Epicenter colt tops Ocala Breeders’ Sale at $1.95 million
A $1.95 million Epicenter colt turned opening day at OBS into a market reset, and his :09 4/5 breeze says this was more than ring theater.

A $1.95 million Epicenter colt turned the opening day of the Ocala Breeders’ Sales Spring 2-Year-Olds in Training Sale into a market statement. Hip 289, a big bay from Wavertree Stables, became the first million-dollar juvenile of the 2026 sale and the lone seven-figure horse on Tuesday, after a sharp :09 4/5 eighth at the under-tack show sent the bidding into a different gear.
Justin Casse and Ben McElroy bought the colt for Amo Racing and undisclosed partners, and once the price cleared seven figures, it kept moving in $100,000 jumps. That matters because it suggested this was not just auction theater. Buyers were reacting to the same combination horsemen always chase in April, size, speed and enough presence to make elite money keep coming. For Epicenter, the result also gave his sire line a loud marker in a market that has been willing to pay for the right 2-year-old profile.
The colt’s pedigree backed up the flash. He was bred in Kentucky by Wynnstay Inc. and H. Allen Poindexter, and he is the second foal out of Spanx Legacy, a winning Animal Kingdom mare who is a full sister to multiple graded-placed Delta’s Kingdom. He had been bought for $275,000 at last year’s Fasig-Tipton Saratoga sale, so the pinhook return was obvious. The real question now is not whether he sold well, but whether the speed that lit up the sale will translate when he faces pressure in a race that matters.
Opening day said the broader market is still hot enough to absorb that kind of price. The session grossed $24,578,000 from 159 horses sold, with an average of $154,579 and a median of $80,000. Forty-seven horses RNA’d, a 22.8 percent buy-back rate. OBS said the average was the highest opening-session number since the sale’s record run in 2025, and the $1.95 million bid was the fourth-highest ever at its Spring/April auction, trailing only the $2.2 million Gun Runner colt that topped a 2023 session.
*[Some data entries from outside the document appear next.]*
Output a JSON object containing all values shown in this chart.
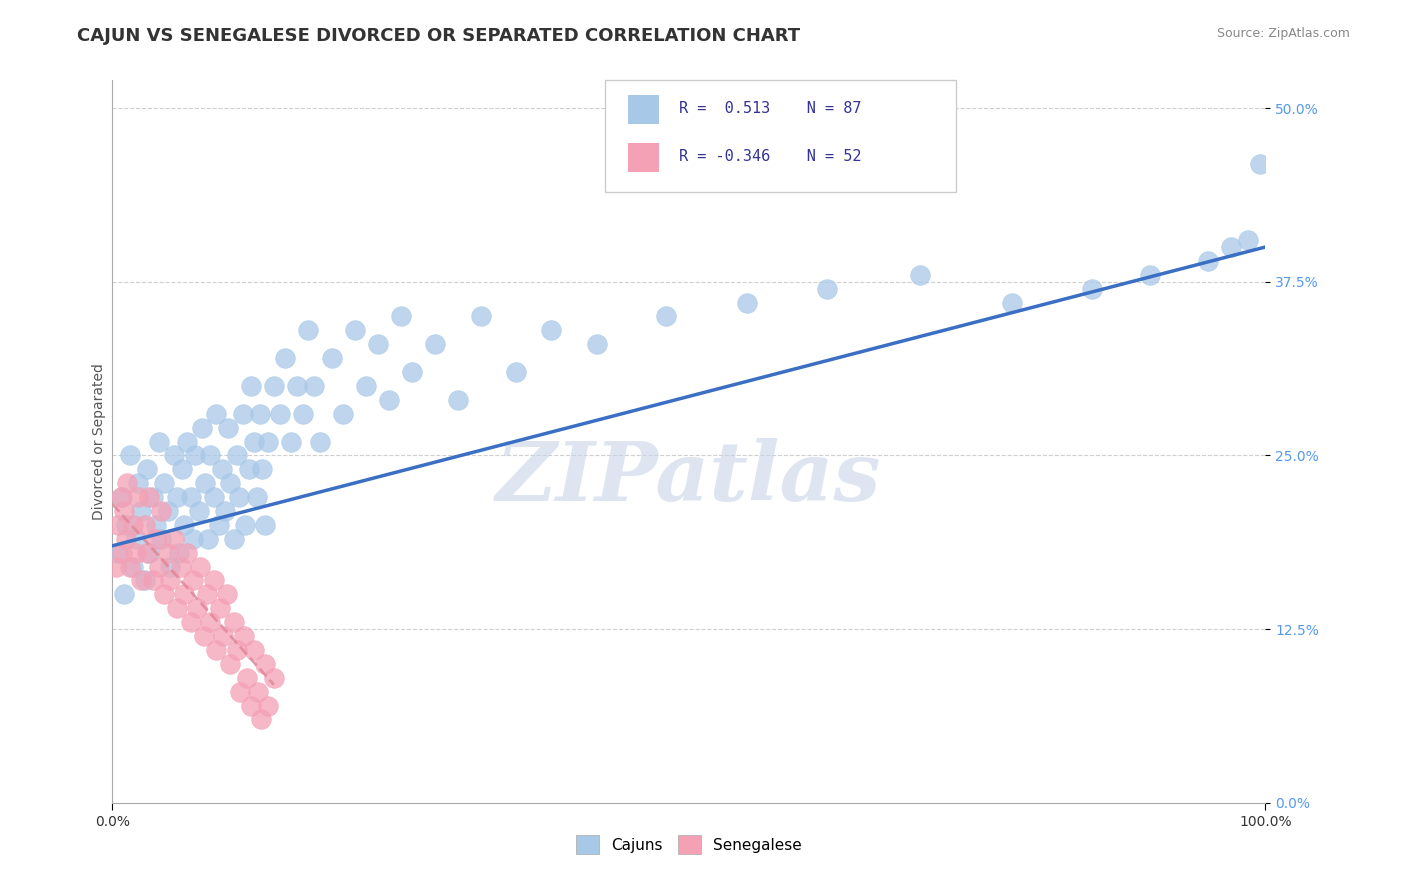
{
  "title": "CAJUN VS SENEGALESE DIVORCED OR SEPARATED CORRELATION CHART",
  "source_text": "Source: ZipAtlas.com",
  "ylabel": "Divorced or Separated",
  "xlim": [
    0.0,
    100.0
  ],
  "ylim": [
    0.0,
    52.0
  ],
  "ytick_labels": [
    "0.0%",
    "12.5%",
    "25.0%",
    "37.5%",
    "50.0%"
  ],
  "ytick_values": [
    0.0,
    12.5,
    25.0,
    37.5,
    50.0
  ],
  "xtick_labels": [
    "0.0%",
    "100.0%"
  ],
  "xtick_values": [
    0.0,
    100.0
  ],
  "cajun_color": "#A8C8E8",
  "senegalese_color": "#F4A0B5",
  "cajun_line_color": "#3A6FC4",
  "senegalese_line_color": "#E08898",
  "legend_R1": "R =  0.513   N = 87",
  "legend_R2": "R = -0.346   N = 52",
  "watermark": "ZIPatlas",
  "background_color": "#FFFFFF",
  "grid_color": "#BBBBBB",
  "cajun_scatter_x": [
    0.5,
    0.8,
    1.0,
    1.2,
    1.5,
    1.8,
    2.0,
    2.2,
    2.5,
    2.8,
    3.0,
    3.2,
    3.5,
    3.8,
    4.0,
    4.2,
    4.5,
    4.8,
    5.0,
    5.3,
    5.6,
    5.8,
    6.0,
    6.2,
    6.5,
    6.8,
    7.0,
    7.2,
    7.5,
    7.8,
    8.0,
    8.3,
    8.5,
    8.8,
    9.0,
    9.2,
    9.5,
    9.8,
    10.0,
    10.2,
    10.5,
    10.8,
    11.0,
    11.3,
    11.5,
    11.8,
    12.0,
    12.3,
    12.5,
    12.8,
    13.0,
    13.2,
    13.5,
    14.0,
    14.5,
    15.0,
    15.5,
    16.0,
    16.5,
    17.0,
    17.5,
    18.0,
    19.0,
    20.0,
    21.0,
    22.0,
    23.0,
    24.0,
    25.0,
    26.0,
    28.0,
    30.0,
    32.0,
    35.0,
    38.0,
    42.0,
    48.0,
    55.0,
    62.0,
    70.0,
    78.0,
    85.0,
    90.0,
    95.0,
    97.0,
    98.5,
    99.5
  ],
  "cajun_scatter_y": [
    18.0,
    22.0,
    15.0,
    20.0,
    25.0,
    17.0,
    19.0,
    23.0,
    21.0,
    16.0,
    24.0,
    18.0,
    22.0,
    20.0,
    26.0,
    19.0,
    23.0,
    21.0,
    17.0,
    25.0,
    22.0,
    18.0,
    24.0,
    20.0,
    26.0,
    22.0,
    19.0,
    25.0,
    21.0,
    27.0,
    23.0,
    19.0,
    25.0,
    22.0,
    28.0,
    20.0,
    24.0,
    21.0,
    27.0,
    23.0,
    19.0,
    25.0,
    22.0,
    28.0,
    20.0,
    24.0,
    30.0,
    26.0,
    22.0,
    28.0,
    24.0,
    20.0,
    26.0,
    30.0,
    28.0,
    32.0,
    26.0,
    30.0,
    28.0,
    34.0,
    30.0,
    26.0,
    32.0,
    28.0,
    34.0,
    30.0,
    33.0,
    29.0,
    35.0,
    31.0,
    33.0,
    29.0,
    35.0,
    31.0,
    34.0,
    33.0,
    35.0,
    36.0,
    37.0,
    38.0,
    36.0,
    37.0,
    38.0,
    39.0,
    40.0,
    40.5,
    46.0
  ],
  "senegalese_scatter_x": [
    0.3,
    0.5,
    0.7,
    0.8,
    1.0,
    1.2,
    1.3,
    1.5,
    1.8,
    2.0,
    2.2,
    2.5,
    2.8,
    3.0,
    3.2,
    3.5,
    3.8,
    4.0,
    4.2,
    4.5,
    4.8,
    5.0,
    5.3,
    5.6,
    5.9,
    6.2,
    6.5,
    6.8,
    7.0,
    7.3,
    7.6,
    7.9,
    8.2,
    8.5,
    8.8,
    9.0,
    9.3,
    9.6,
    9.9,
    10.2,
    10.5,
    10.8,
    11.1,
    11.4,
    11.7,
    12.0,
    12.3,
    12.6,
    12.9,
    13.2,
    13.5,
    14.0
  ],
  "senegalese_scatter_y": [
    17.0,
    20.0,
    22.0,
    18.0,
    21.0,
    19.0,
    23.0,
    17.0,
    20.0,
    18.0,
    22.0,
    16.0,
    20.0,
    18.0,
    22.0,
    16.0,
    19.0,
    17.0,
    21.0,
    15.0,
    18.0,
    16.0,
    19.0,
    14.0,
    17.0,
    15.0,
    18.0,
    13.0,
    16.0,
    14.0,
    17.0,
    12.0,
    15.0,
    13.0,
    16.0,
    11.0,
    14.0,
    12.0,
    15.0,
    10.0,
    13.0,
    11.0,
    8.0,
    12.0,
    9.0,
    7.0,
    11.0,
    8.0,
    6.0,
    10.0,
    7.0,
    9.0
  ],
  "cajun_line_x0": 0.0,
  "cajun_line_y0": 18.5,
  "cajun_line_x1": 100.0,
  "cajun_line_y1": 40.0,
  "senegalese_line_x0": 0.0,
  "senegalese_line_y0": 21.5,
  "senegalese_line_x1": 14.0,
  "senegalese_line_y1": 8.5,
  "title_fontsize": 13,
  "axis_label_fontsize": 10,
  "tick_fontsize": 10,
  "legend_fontsize": 11,
  "watermark_fontsize": 60,
  "watermark_color": "#C8D5E8",
  "watermark_alpha": 0.6
}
Wavertree Stables was the leading consignor of the day, with three sold for $2.455 million. For Justin Casse, the purchase carried extra weight because his father, Norman Casse, was a founding member of OBS. For everyone else watching the ring, the message was simpler: the right colt with the right breeze can still make buyers forget restraint, and this one now becomes a name to track on the road from April sales ring to the races that really matter.